Para mim, nós vivemos um preconceito estrutural, institucionalizado. Quando eu respondo para as pessoas dizendo que eu não sofri preconceito diretamente, a ofensa, a injúria, ela é só o sintoma dessa grande causa social que nós temos. A responsabilidade é de todos nós, mas a culpa desse atraso, depois de 388 anos de escravidão, é do Estado. É através dele que políticas públicas, que nos últimos 15 anos foram institucionalizadas, resgataram a autoestima dessas populações que ao longo de muitos anos tiveram negadas assistências básicas. Elas estão sendo retiradas neste momento.
Na verdade, esses casos que estão havendo agora de aumento de feminicídio, homofobia, os casos diretos de preconceito racial, como eu disse, são sintomas. Porque a estrutura social ela é racista. Ela sempre foi racista. Nós temos um sistema de crenças e regras que é estabelecido pelo poder. E o poder é o poder do Estado, o poder é o poder das comunicações e é o poder da Igreja.
Quando esses poderes não enxergam ou não querem aceitar e assumir que o racismo existiu e que precisa haver uma correção nesse curso, muitas vezes dizem que nós estamos nos vitimando ou que há um racismo reverso. Mas, a bem da verdade, 10 milhões de indivíduos foram escravizados, mais de 25 gerações. Isso passou pelo Brasil Colônia, pelo Império e só se mascarou no Brasil República.

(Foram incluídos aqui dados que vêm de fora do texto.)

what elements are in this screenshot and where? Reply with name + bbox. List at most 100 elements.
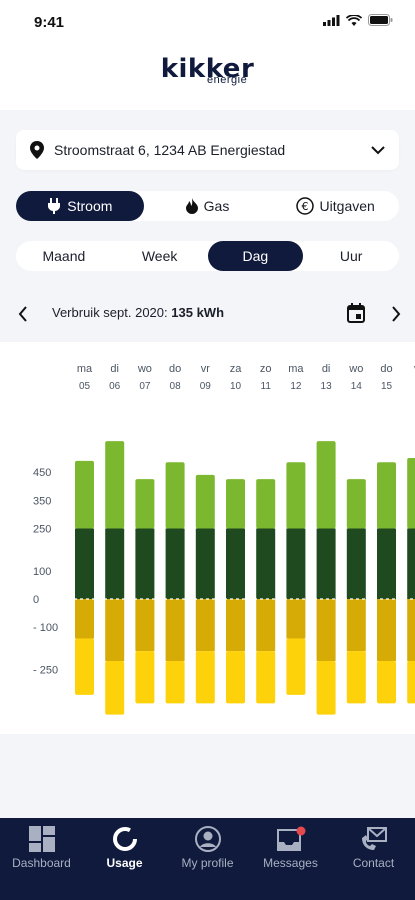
battery-icon [368, 14, 393, 26]
nav-label: My profile [181, 856, 234, 870]
nav-my-profile[interactable]: My profile [166, 818, 249, 900]
usage-icon [112, 827, 137, 851]
location-pin-icon [30, 141, 44, 159]
address-text: Stroomstraat 6, 1234 AB Energiestad [54, 142, 286, 158]
period-tabs: Maand Week Dag Uur [16, 241, 399, 271]
chevron-right-icon[interactable] [391, 306, 401, 322]
bar-return-base [286, 599, 306, 639]
bar-generation-base [135, 528, 155, 599]
bar-return-base [346, 599, 366, 652]
dashboard-icon [28, 826, 55, 852]
period-week[interactable]: Week [112, 241, 208, 271]
nav-dashboard[interactable]: Dashboard [0, 818, 83, 900]
bar-generation-high [377, 462, 396, 529]
nav-label: Contact [352, 856, 395, 870]
bar-return-high [75, 638, 94, 695]
bar-generation-base [377, 528, 396, 599]
bottom-nav: Dashboard Usage My profile Messages [0, 818, 415, 900]
tab-label: Gas [203, 198, 230, 214]
period-dag[interactable]: Dag [207, 241, 304, 271]
period-maand[interactable]: Maand [16, 241, 112, 271]
chevron-left-icon[interactable] [18, 306, 28, 322]
x-date-label: 05 [79, 381, 91, 392]
period-label: Maand [42, 248, 86, 264]
y-tick-label: 450 [33, 467, 51, 479]
bar-generation-base [286, 528, 306, 599]
bar-return-high [256, 651, 276, 704]
bar-generation-high [346, 479, 366, 529]
x-day-label: do [380, 363, 392, 375]
y-tick-label: 350 [33, 495, 51, 507]
bar-return-base [135, 599, 155, 652]
status-time: 9:41 [34, 14, 65, 31]
chevron-down-icon [371, 145, 385, 154]
x-day-label: za [230, 363, 243, 375]
contact-icon [361, 827, 387, 850]
x-date-label: 10 [230, 381, 242, 392]
tab-stroom[interactable]: Stroom [16, 191, 144, 221]
nav-contact[interactable]: Contact [332, 818, 415, 900]
euro-icon: € [295, 197, 314, 215]
x-date-label: 09 [200, 381, 212, 392]
bar-return-high [195, 651, 215, 704]
bar-return-high [105, 661, 125, 715]
bar-return-base [226, 599, 245, 652]
period-navigation: Verbruik sept. 2020: 135 kWh [0, 298, 415, 328]
bar-generation-base [256, 528, 276, 599]
bar-generation-high [286, 462, 306, 529]
y-tick-label: 100 [33, 566, 51, 578]
bar-return-high [286, 638, 306, 695]
nav-messages[interactable]: Messages [249, 818, 332, 900]
nav-usage[interactable]: Usage [83, 818, 166, 900]
profile-icon [194, 826, 221, 852]
energy-tabs: Stroom Gas € Uitgaven [16, 191, 399, 221]
plug-icon [48, 198, 61, 214]
bar-return-high [316, 661, 336, 715]
x-date-label: 12 [290, 381, 302, 392]
period-label: Week [141, 248, 178, 264]
nav-label: Usage [106, 856, 143, 870]
bar-generation-base [316, 528, 336, 599]
bar-generation-high [165, 462, 185, 529]
bar-generation-base [75, 528, 94, 599]
bar-return-base [407, 599, 415, 662]
tab-gas[interactable]: Gas [144, 191, 272, 221]
x-date-label: 07 [139, 381, 151, 392]
signal-icon [323, 14, 340, 26]
bar-return-base [75, 599, 94, 639]
bar-return-base [105, 599, 125, 662]
bar-generation-base [195, 528, 215, 599]
bar-return-base [377, 599, 396, 662]
brand-sub: energie [207, 74, 248, 86]
x-date-label: 08 [170, 381, 182, 392]
calendar-icon[interactable] [347, 303, 365, 323]
bar-return-high [407, 661, 415, 704]
address-select[interactable]: Stroomstraat 6, 1234 AB Energiestad [16, 130, 399, 170]
y-tick-label: - 250 [33, 665, 58, 677]
tab-uitgaven[interactable]: € Uitgaven [271, 191, 399, 221]
x-date-label: 14 [351, 381, 363, 392]
bar-return-high [165, 661, 185, 704]
bar-generation-base [407, 528, 415, 599]
x-day-label: v [414, 363, 415, 375]
usage-chart: 450 350 250 100 0 - 100 - 250 ma 05 di 06 wo 07 do 08 v… [0, 342, 415, 734]
x-date-label: 06 [109, 381, 121, 392]
bar-generation-high [105, 441, 125, 529]
bar-generation-high [316, 441, 336, 529]
status-icons [323, 14, 393, 26]
bar-generation-base [165, 528, 185, 599]
x-day-label: vr [201, 363, 211, 375]
bar-generation-high [256, 479, 276, 529]
x-day-label: wo [348, 363, 363, 375]
bar-generation-high [75, 460, 94, 529]
period-uur[interactable]: Uur [303, 241, 399, 271]
bar-return-high [346, 651, 366, 704]
tab-label: Uitgaven [319, 198, 375, 214]
tab-label: Stroom [67, 198, 113, 214]
bar-generation-high [135, 479, 155, 529]
period-label: Uur [339, 248, 363, 264]
bar-return-base [195, 599, 215, 652]
x-day-label: ma [288, 363, 304, 375]
status-bar: 9:41 [0, 0, 415, 44]
bar-return-high [377, 661, 396, 704]
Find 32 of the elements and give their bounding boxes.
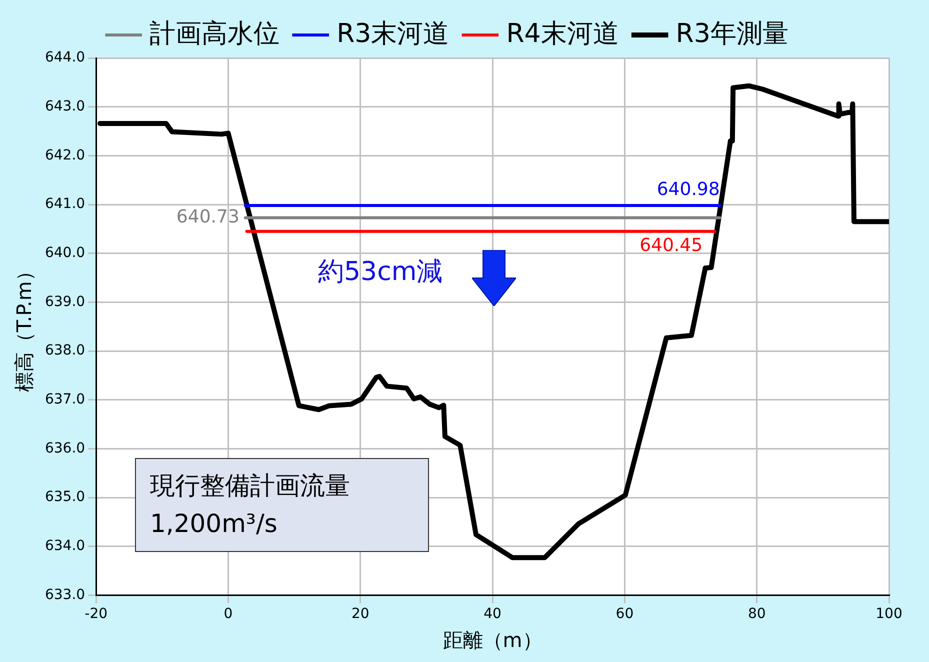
data-label: 640.45 [640,235,703,256]
legend-label: R3年測量 [676,18,788,49]
x-tick-label: 100 [876,606,902,622]
x-axis-title: 距離（m） [442,628,542,652]
y-tick-label: 642.0 [44,147,86,164]
x-tick-label: 0 [224,606,233,622]
y-tick-label: 641.0 [44,196,86,212]
annotation: 1,200m³/s [150,508,278,540]
legend-label: R3末河道 [336,18,450,49]
x-tick-label: 80 [748,606,766,622]
y-axis-title: 標高（T.P.m） [12,261,36,392]
note-box: 現行整備計画流量 1,200m³/s [135,458,429,552]
y-tick-label: 634.0 [44,538,86,554]
x-tick-label: 60 [616,606,634,622]
y-tick-label: 637.0 [44,391,86,408]
data-label: 640.73 [176,206,240,228]
x-tick-label: -20 [84,606,108,622]
y-tick-label: 633.0 [44,586,86,603]
y-tick-label: 635.0 [44,489,86,506]
legend-label: R4末河道 [506,18,619,49]
x-tick-label: 40 [484,606,502,622]
y-tick-label: 636.0 [44,440,86,456]
y-tick-label: 643.0 [44,98,86,114]
annotation: 現行整備計画流量 [150,470,351,502]
y-tick-label: 639.0 [44,294,86,310]
annotation: 約53cm減 [318,256,443,289]
data-label: 640.98 [656,179,720,200]
x-tick-label: 20 [351,606,370,622]
y-tick-label: 644.0 [44,50,86,66]
y-tick-label: 638.0 [44,342,86,359]
legend-label: 計画高水位 [150,18,280,49]
y-tick-label: 640.0 [44,244,86,261]
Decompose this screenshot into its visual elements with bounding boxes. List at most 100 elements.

A gente precisa falar sobre isso. Nós precisamos sair da fase da negação. Nós negamos. "Não, eu não falo sobre isso". Porque não existe racismo no Brasil em cima do mito da democracia racial. Negar e silenciar é confirmar o racismo.
A minha posição que ocupo hoje como negro na elite do futebol brasileiro é para confirmar isso. O maior preconceito que eu senti não foi de injúria racial. Eu sinto que há preconceito quando vou num restaurante e só tenho eu de negro. Na faculdade que eu fiz, só tinha eu de negro. Isso é a prova para mim. Mas, mesmo assim, rapidamente quando a gente fala disso, ainda tentam dizer: "Não há racismo, tá vendo?! Você tá aqui. Você é a prova". Não, eu sou a prova de que há racismo porque eu estou aqui.
O gaúcho Roger Machado tem 44 anos. Como jogador, atuava na lateral esquerda. Fez longa e vitoriosa carreira no Grêmio, outro tricolor, time onde começou e que defendeu por dez anos. Depois passou pelo futebol japonês e, na volta ao Brasil, por seu adversário do último sábado (12), o Fluminense. Há pouco mais de cinco anos, é técnico de futebol. Antes do Bahia, onde está desde abril, treinou clubes como Juventude, Grêmio, Atlético Mineiro e Palmeiras.